Earlier this month Silurian released the Earth API which serves state of the art forecasts powered by our physics foundation model: GFT. We’re eager to share that we’ve added 3 new physical variables to our API response: Cloud Cover, Probability of Precipitation, and Humidity. They were added just in time to make operational forecasts of the ongoing Gulf Coast winter storm. Here are the storm predictions (in particular, probability of precipitation predictions) we made on January 18th:
Silurian’s physics foundation model approach makes it possible to add new variables to our already existing model simply by ingesting the right data. What’s more, that data can come from anywhere and it doesn’t need to be weather data. If that sounds exciting to you then keep an eye out for more news!
For now we’ve upgraded GFT to handle complex cloud physics and to predict the probability of precipitation, a feat for which you would typically need multiple numerical models. You might be curious whether this data driven approach can really do better than the reliable differential equations which drive traditional forecasting. The short answer is yes! For a fuller picture check out our evaluations below or try our API today.

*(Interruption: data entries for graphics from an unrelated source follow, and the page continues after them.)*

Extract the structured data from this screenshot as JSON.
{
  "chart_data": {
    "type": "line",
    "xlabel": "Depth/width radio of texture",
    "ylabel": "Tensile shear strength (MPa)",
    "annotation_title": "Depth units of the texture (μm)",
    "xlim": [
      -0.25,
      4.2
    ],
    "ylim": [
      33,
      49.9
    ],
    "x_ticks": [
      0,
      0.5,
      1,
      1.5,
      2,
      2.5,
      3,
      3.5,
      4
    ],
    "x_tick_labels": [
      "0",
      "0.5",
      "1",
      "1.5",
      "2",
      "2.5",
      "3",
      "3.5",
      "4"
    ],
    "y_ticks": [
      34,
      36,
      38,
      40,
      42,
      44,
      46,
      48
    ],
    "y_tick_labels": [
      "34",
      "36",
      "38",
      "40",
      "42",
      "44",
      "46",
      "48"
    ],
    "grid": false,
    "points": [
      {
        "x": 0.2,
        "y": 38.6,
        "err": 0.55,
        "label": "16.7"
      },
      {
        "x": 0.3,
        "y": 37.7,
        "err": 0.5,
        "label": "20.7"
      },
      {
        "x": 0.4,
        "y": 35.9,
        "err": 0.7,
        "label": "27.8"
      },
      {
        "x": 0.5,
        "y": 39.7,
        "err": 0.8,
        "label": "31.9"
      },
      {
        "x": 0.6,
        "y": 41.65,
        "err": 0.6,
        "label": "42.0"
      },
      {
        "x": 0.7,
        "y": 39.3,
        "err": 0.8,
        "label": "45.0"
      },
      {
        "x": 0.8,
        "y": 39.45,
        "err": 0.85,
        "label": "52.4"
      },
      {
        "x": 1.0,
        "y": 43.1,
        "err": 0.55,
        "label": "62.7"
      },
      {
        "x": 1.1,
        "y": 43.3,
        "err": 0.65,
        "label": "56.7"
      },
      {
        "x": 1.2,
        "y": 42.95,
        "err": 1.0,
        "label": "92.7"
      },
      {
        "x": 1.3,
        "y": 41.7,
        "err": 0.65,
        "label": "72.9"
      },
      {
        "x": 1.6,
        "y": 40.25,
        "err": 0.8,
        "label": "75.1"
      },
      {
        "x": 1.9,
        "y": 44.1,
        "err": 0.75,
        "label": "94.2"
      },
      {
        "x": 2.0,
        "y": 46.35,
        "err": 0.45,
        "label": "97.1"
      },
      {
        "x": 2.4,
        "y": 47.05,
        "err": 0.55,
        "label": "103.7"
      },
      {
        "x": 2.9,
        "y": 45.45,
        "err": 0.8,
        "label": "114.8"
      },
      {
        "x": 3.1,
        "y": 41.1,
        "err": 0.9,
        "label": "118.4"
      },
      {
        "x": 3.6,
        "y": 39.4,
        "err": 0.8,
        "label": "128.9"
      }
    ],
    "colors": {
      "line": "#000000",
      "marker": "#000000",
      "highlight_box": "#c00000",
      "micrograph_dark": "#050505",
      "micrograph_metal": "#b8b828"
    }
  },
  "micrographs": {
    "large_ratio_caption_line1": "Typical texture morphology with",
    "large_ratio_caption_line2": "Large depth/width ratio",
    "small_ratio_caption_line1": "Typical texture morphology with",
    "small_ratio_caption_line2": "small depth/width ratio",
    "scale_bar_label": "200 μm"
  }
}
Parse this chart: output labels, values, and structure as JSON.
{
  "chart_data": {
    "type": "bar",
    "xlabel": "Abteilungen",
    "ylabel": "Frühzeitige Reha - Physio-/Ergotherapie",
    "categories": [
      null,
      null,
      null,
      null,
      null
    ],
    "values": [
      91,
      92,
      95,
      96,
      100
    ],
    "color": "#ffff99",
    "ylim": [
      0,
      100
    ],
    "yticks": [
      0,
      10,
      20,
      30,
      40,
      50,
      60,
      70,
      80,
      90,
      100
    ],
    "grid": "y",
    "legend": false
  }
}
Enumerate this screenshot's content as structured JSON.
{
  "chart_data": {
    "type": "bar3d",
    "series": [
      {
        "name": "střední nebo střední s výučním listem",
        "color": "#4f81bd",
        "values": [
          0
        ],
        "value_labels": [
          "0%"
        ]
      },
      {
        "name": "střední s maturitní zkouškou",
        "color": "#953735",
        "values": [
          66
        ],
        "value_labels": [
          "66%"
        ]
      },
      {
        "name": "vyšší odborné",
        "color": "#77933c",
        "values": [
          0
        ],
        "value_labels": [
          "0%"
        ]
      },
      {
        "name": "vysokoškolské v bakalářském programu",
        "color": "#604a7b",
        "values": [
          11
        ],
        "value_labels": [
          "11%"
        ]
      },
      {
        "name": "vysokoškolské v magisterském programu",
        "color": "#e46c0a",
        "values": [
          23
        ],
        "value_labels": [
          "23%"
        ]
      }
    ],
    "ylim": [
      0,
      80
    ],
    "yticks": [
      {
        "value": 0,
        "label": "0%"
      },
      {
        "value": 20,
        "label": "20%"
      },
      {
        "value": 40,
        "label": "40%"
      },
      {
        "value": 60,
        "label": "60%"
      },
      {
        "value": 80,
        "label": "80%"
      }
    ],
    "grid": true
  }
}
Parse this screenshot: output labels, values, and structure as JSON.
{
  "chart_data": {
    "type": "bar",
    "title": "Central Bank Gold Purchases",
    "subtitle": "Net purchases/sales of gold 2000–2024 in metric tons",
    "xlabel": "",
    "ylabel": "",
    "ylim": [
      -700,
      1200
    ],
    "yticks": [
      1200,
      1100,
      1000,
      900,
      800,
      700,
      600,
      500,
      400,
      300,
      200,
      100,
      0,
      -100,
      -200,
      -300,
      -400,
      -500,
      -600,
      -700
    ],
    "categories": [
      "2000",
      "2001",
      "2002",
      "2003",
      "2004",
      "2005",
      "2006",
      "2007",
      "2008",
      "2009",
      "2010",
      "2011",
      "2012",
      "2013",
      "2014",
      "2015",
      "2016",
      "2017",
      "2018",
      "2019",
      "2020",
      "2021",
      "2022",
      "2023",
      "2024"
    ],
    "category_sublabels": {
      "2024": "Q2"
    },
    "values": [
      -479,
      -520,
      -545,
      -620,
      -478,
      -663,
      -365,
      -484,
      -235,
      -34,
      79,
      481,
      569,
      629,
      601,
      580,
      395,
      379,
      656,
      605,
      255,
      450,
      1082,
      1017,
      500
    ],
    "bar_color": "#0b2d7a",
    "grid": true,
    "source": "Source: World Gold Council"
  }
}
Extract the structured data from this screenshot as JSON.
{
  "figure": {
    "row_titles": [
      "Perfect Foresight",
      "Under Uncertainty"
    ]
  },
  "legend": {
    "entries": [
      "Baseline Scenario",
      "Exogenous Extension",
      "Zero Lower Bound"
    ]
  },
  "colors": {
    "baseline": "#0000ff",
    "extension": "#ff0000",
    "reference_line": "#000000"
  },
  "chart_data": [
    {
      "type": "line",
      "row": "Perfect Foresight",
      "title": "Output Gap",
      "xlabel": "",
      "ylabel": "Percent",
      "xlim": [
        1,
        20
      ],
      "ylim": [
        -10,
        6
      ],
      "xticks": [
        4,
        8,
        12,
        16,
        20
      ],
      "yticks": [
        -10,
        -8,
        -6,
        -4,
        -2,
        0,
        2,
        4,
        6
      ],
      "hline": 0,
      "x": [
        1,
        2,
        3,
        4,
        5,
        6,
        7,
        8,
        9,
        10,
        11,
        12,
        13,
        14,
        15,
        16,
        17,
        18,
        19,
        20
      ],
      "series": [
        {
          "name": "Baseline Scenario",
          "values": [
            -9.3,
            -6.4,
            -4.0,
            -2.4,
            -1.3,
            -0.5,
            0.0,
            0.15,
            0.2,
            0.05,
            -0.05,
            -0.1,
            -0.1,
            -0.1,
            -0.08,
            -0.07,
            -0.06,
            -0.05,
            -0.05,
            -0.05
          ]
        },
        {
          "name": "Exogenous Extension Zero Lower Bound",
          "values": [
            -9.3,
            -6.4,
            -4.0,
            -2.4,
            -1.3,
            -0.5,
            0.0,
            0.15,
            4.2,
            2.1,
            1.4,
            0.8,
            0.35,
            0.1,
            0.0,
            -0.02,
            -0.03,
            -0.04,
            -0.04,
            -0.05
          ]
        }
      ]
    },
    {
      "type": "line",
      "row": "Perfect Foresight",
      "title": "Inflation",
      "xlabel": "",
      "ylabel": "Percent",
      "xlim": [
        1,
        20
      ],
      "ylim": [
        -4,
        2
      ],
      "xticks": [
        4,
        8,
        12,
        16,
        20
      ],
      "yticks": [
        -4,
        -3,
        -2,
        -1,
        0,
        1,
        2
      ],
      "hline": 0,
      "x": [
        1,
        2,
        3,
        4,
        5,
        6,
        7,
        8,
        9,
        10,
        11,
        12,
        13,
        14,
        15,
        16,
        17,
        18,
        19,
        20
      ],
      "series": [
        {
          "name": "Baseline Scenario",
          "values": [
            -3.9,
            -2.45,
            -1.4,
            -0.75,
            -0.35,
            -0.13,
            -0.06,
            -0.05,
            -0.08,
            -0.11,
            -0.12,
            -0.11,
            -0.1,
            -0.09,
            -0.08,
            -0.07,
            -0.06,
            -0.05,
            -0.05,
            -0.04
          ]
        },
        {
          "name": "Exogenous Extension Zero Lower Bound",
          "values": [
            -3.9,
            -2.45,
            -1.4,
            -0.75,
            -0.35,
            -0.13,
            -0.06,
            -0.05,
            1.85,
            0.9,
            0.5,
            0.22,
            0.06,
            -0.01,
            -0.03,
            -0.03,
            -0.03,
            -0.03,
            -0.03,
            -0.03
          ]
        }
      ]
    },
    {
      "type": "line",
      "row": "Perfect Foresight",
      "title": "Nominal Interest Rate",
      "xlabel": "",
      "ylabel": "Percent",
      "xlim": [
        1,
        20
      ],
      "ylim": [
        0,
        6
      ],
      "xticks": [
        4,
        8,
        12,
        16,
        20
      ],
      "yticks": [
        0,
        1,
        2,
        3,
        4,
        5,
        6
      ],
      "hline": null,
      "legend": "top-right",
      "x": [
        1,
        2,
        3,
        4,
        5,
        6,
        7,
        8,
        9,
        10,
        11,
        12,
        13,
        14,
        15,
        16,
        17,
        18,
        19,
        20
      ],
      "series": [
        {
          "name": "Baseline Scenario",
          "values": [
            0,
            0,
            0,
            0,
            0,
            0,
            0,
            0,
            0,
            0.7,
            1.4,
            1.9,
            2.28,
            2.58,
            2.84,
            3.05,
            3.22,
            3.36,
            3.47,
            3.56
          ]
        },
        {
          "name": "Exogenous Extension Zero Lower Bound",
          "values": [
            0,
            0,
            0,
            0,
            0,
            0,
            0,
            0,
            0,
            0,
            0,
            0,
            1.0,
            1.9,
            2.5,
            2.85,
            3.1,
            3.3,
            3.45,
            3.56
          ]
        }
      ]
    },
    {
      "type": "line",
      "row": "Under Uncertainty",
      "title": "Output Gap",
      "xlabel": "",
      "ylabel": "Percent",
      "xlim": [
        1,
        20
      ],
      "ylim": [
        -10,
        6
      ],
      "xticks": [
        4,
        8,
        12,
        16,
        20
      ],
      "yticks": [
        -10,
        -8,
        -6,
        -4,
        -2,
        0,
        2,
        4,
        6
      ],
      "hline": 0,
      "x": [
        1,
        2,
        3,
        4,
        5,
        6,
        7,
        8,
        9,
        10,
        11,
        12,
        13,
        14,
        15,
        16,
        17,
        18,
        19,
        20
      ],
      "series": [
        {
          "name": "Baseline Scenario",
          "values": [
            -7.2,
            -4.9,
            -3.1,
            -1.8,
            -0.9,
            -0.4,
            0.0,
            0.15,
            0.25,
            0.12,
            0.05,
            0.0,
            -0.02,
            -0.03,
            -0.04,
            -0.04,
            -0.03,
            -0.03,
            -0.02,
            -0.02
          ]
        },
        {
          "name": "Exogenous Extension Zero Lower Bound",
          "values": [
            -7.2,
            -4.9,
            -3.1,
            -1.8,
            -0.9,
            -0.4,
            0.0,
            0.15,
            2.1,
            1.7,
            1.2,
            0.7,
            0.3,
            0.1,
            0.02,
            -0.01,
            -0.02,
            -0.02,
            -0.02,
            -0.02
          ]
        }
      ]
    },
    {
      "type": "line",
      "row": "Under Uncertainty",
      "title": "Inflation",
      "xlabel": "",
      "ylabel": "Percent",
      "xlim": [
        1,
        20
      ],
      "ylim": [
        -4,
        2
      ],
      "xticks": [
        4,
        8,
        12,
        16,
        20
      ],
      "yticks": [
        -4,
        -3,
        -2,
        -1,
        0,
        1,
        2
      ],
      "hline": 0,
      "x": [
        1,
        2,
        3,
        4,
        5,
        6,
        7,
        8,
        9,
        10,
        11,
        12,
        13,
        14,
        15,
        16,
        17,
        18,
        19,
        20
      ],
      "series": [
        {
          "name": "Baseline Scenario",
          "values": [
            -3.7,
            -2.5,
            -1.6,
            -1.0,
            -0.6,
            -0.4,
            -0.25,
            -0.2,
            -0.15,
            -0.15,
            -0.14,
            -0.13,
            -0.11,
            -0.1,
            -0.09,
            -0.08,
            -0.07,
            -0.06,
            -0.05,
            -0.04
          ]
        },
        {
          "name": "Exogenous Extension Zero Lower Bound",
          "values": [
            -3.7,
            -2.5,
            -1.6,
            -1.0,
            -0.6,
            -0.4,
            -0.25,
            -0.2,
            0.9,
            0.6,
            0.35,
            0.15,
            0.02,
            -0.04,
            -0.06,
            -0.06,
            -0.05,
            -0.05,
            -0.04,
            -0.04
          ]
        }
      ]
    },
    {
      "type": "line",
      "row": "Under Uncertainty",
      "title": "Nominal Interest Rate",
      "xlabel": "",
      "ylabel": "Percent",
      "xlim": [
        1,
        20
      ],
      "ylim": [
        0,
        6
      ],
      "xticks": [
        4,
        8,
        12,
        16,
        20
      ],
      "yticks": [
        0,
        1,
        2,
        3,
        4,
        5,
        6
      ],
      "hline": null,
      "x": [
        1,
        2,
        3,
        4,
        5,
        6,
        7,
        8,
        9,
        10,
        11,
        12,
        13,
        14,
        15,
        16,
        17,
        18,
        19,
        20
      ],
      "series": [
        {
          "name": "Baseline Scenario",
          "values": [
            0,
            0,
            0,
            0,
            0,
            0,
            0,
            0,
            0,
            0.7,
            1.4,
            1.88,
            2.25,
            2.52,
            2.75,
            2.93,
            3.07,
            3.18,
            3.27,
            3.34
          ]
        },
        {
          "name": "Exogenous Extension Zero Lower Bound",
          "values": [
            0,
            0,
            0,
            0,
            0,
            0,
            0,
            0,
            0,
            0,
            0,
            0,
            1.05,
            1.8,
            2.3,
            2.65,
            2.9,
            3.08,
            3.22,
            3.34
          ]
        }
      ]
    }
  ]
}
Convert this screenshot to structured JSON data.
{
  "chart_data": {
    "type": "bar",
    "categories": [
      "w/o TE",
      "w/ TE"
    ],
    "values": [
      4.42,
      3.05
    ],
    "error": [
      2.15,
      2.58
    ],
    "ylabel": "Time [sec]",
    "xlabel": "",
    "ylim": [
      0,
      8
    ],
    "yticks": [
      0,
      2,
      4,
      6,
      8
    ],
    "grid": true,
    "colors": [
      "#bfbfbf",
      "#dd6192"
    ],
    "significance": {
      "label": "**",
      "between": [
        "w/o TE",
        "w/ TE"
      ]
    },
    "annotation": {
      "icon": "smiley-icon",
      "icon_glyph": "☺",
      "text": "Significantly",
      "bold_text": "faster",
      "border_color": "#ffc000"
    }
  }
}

Similar to our last set of evaluations, we’ll be using multiple ground truth datasets from the meteorological community: weather station observations from Meteostat and analysis data from the ECMWF. The former captures ground conditions at precise locations while the latter offers a global view of the weather.
We’ll be comparing against HRES, the gold standard numerical model from ECMWF, as well as against the flagship regional models HRRR (US) and ICON (Europe). All comparisons are over the full year 2023.
We're often more interested in whether or not it's raining rather than the exact amount of rain (think about planning hiking trips, barbecues, and weddings). So this first set of evaluations computes binary classification metrics like precision, recall, and F1 scores. For each model we define a precipitation event as one where the total amount of precipitation per hour is above a standard threshold (0.1 mm). Then we compare against rain gauge data from around the world.
If you instead care about how much it's raining or snowing or hailing or sleeting or graupel-ing, we computed those metrics too! Here we display the skill score (higher is better) showing the relative improvements of GFT compared to a reference baseline.
Stations don't always report cloud cover, they're more concerned with the weather at the ground level. So, to evaluate our cloud dynamics we compare against ECMWF's IFS-Analysis which integrates a diverse set of observations into a single dataset, including the satellite data that's key to capturing cloud motion.